We went on our monthly grocery run yesterday. Let's be honest, shopping with kids SUCKS!!! The Easter Bunny was attempting to do some last minute shopping... pretty sure I about blew his cover numerous times w/ the help of Daddy but he managed to grab a few things. After a somewhat drama free day we were on our way back to the homestead when Max had had enough of the car riding.
When Max was really little (and spent most of every trip in the car in a blood curdling scream), I'd crawl in the backseat w/ him while Daddy was driving, it's been awhile since that was required... thank God! But after two days in a row of road tripping more than 10 miles down the road, Max had had enough! In an effort to keep the last 30 minutes of our drive home somewhat quiet we pulled off the side of the road, grabbed a box of Cheese It's from the trunk and took off... that quieted things down for about 5 minutes.
After the snack idea failed we decided it'd be in everyone's best interest for me to crawl to the back. But just as I was getting ready to break the law, Max grew silent. Jaxon on the other hand did not! So I did as I normally do, avoid eye contact w/ Max in the rear view while making small talk w/ his older brother. So what if the only thing that came to mind at the time was, "Look Bubba, a cemetery!"
Jaxon: "Wow Mom, there's a lot of dead people in there!"
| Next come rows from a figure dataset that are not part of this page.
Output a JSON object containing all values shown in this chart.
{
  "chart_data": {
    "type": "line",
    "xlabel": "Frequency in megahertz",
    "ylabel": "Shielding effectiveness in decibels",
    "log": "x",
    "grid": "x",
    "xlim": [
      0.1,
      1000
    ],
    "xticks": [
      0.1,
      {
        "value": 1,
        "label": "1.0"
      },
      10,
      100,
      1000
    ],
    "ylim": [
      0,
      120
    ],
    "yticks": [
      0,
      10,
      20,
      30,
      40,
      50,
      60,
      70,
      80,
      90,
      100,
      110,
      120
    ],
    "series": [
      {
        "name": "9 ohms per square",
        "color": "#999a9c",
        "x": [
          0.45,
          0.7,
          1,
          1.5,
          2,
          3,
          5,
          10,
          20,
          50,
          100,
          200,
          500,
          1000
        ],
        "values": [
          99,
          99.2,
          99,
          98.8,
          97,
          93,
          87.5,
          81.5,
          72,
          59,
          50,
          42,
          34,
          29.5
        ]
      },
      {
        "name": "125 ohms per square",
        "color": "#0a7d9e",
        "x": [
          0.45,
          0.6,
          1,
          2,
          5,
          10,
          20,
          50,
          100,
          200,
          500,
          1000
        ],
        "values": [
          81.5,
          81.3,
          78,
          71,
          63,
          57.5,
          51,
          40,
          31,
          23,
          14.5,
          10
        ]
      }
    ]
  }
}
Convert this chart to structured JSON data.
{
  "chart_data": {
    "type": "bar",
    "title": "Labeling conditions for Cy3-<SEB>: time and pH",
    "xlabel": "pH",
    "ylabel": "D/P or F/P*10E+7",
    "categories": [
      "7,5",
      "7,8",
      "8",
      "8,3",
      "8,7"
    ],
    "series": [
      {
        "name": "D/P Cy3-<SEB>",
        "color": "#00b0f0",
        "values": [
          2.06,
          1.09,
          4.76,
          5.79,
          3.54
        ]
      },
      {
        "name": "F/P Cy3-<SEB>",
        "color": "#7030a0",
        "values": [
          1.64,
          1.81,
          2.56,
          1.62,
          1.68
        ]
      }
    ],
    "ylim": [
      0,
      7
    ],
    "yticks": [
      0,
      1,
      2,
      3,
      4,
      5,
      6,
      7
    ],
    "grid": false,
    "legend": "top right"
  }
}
Me: "Yep Buddy, there sure are!"
Daddy: No comment loud enough for Jaxon to hear followed by snickering and a "Good one Mommy!"
The conversation only got better from there! Jaxon began asking about coffins, why we put people in the ground and finally, "Does Jesus have to dig all those people up to take them to heaven?" Let's just say, I nearly died myself when he asked this! I explained that coffins are magical boxes that basically teleport our loved ones to Heaven to avoid a bunch of gaping holes in the ground.
Daddy got a big kick outta that explanation, but ya know what, it worked! And when we went by yet another cemetery on our way to Kindergarten Round-Up tonight, instead of being grilled about coffins and getting to Heaven, he merely commented from the backseat, "Look Mom, a cemetery!"